Segue una coppia di Gavotte, anch’esse note, e note al repertorio della chitarra, presenti nelle registrazioni di Segovia (la Gavotte en Rondeau occupa uno dei primi 78 giri del chitarrista spagnolo) e anche di Agustin Barrios.

Un’altra coppia di brani simili, il Siciliano della I Sonata per violino BWV1001 e la Siciliana della Sonata per flauto BWV1031 concludono questa avventura nella musica di Bach.

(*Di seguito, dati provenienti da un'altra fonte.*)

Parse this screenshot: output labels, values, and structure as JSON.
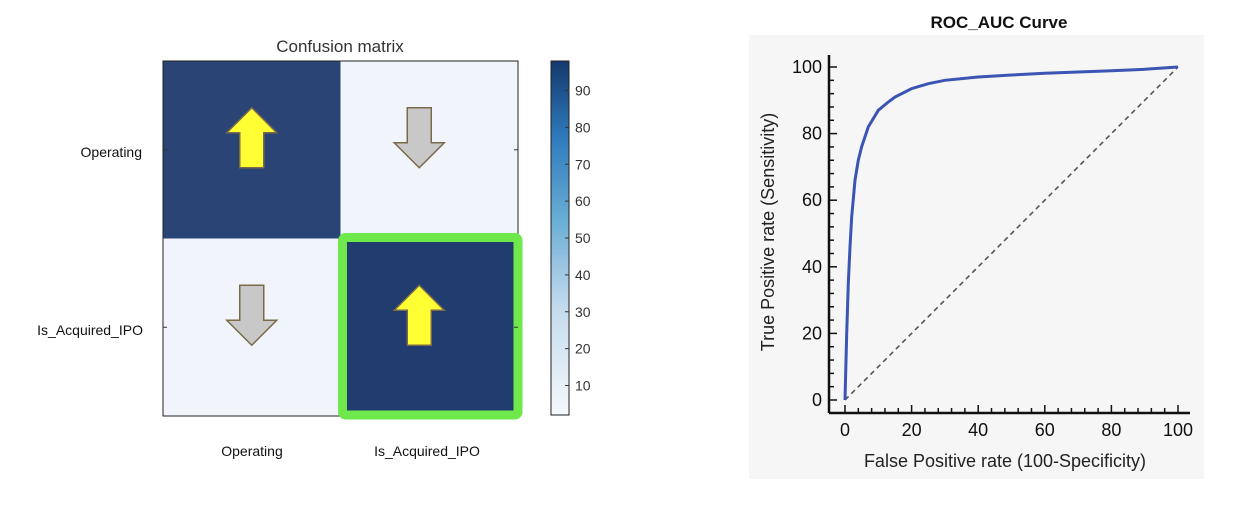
{
  "confusion_chart": {
    "title": "Confusion matrix",
    "row_labels": [
      "Operating",
      "Is_Acquired_IPO"
    ],
    "col_labels": [
      "Operating",
      "Is_Acquired_IPO"
    ],
    "colorbar_ticks": [
      "90",
      "80",
      "70",
      "60",
      "50",
      "40",
      "30",
      "20",
      "10"
    ],
    "arrows": [
      [
        "up",
        "down"
      ],
      [
        "down",
        "up"
      ]
    ],
    "highlighted_cell": [
      1,
      1
    ],
    "colors": {
      "high": "#1f3a6e",
      "low": "#f1f5fb",
      "highlight": "#6ee84a",
      "arrow_good": "#ffff33",
      "arrow_bad": "#c8c8c8"
    }
  },
  "roc_chart": {
    "title": "ROC_AUC Curve",
    "xlabel": "False Positive rate (100-Specificity)",
    "ylabel": "True Positive rate (Sensitivity)",
    "x_ticks": [
      "0",
      "20",
      "40",
      "60",
      "80",
      "100"
    ],
    "y_ticks": [
      "0",
      "20",
      "40",
      "60",
      "80",
      "100"
    ],
    "colors": {
      "curve": "#3a55b4",
      "background": "#f6f6f6",
      "diagonal": "#555555"
    }
  },
  "chart_data": [
    {
      "type": "heatmap",
      "title": "Confusion matrix",
      "rows": [
        "Operating",
        "Is_Acquired_IPO"
      ],
      "columns": [
        "Operating",
        "Is_Acquired_IPO"
      ],
      "values": [
        [
          93,
          2
        ],
        [
          2,
          97
        ]
      ],
      "colorbar_range": [
        2,
        98
      ],
      "grid": false
    },
    {
      "type": "line",
      "title": "ROC_AUC Curve",
      "xlabel": "False Positive rate (100-Specificity)",
      "ylabel": "True Positive rate (Sensitivity)",
      "xlim": [
        0,
        100
      ],
      "ylim": [
        0,
        100
      ],
      "grid": false,
      "series": [
        {
          "x": [
            0,
            0.5,
            1,
            1.5,
            2,
            3,
            4,
            5,
            7,
            10,
            13,
            15,
            20,
            25,
            30,
            40,
            50,
            60,
            70,
            80,
            90,
            100
          ],
          "y": [
            0,
            20,
            35,
            46,
            55,
            66,
            72,
            76,
            82,
            87,
            89.5,
            91,
            93.5,
            95,
            96,
            97,
            97.6,
            98.1,
            98.5,
            98.9,
            99.3,
            100
          ]
        },
        {
          "x": [
            0,
            100
          ],
          "y": [
            0,
            100
          ]
        }
      ]
    }
  ]
}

Citando le parole di Pier Paolo Pasolini, il Siciliano della I Sonata è “malinconia e preghiera”. Egli vede giustamente in questo movimento di siciliana, emancipatosi dalla dolente tonalità di sol minore per un più sereno sib maggiore, un dialogo tra due voci: e in effetti, la scrittura è caratterizzata da un continuo rimbalzo dall’acuto al grave, complice la limitata possibilità del violino a gestire parti polifoniche. Si tratta di “un canto drammatico, tutto imprevisto, con aperture improvvise, secco, stagnante, crudo, con inopinati ritorni e pentimenti; e nostalgie; e richiami; e pause; e sfoghi; una drammaticità quasi psicologica, che non risolve mai nulla, … come nella vita.” Di altro segno è invece la Siciliana per flauto: si tratta di una melodia sostenuta da un accompagnamento ostinato, in sol minore, votata a una estrema espressività, che fa dimenticare – se ci fosse ancora qualche residuo di essa – quell’immagine del Bach severo e monolitico che conoscevamo nelle indicazioni interpretative degli scolastici di qualche decennio fa. Ho pensato alla registrazione lasciataci alla fine della sua vita da Dinu Lipatti, e ho cercato di ritrovare quella dolcezza e dolente malinconia.

Devo al grande chitarrista David Russell la trascrizione del Preludio- Corale BWV 147, ultimo brano del programma, che anch’esso risuona nella mia mente attraverso l’interpretazione indimenticabile di Lipatti. (L.A.)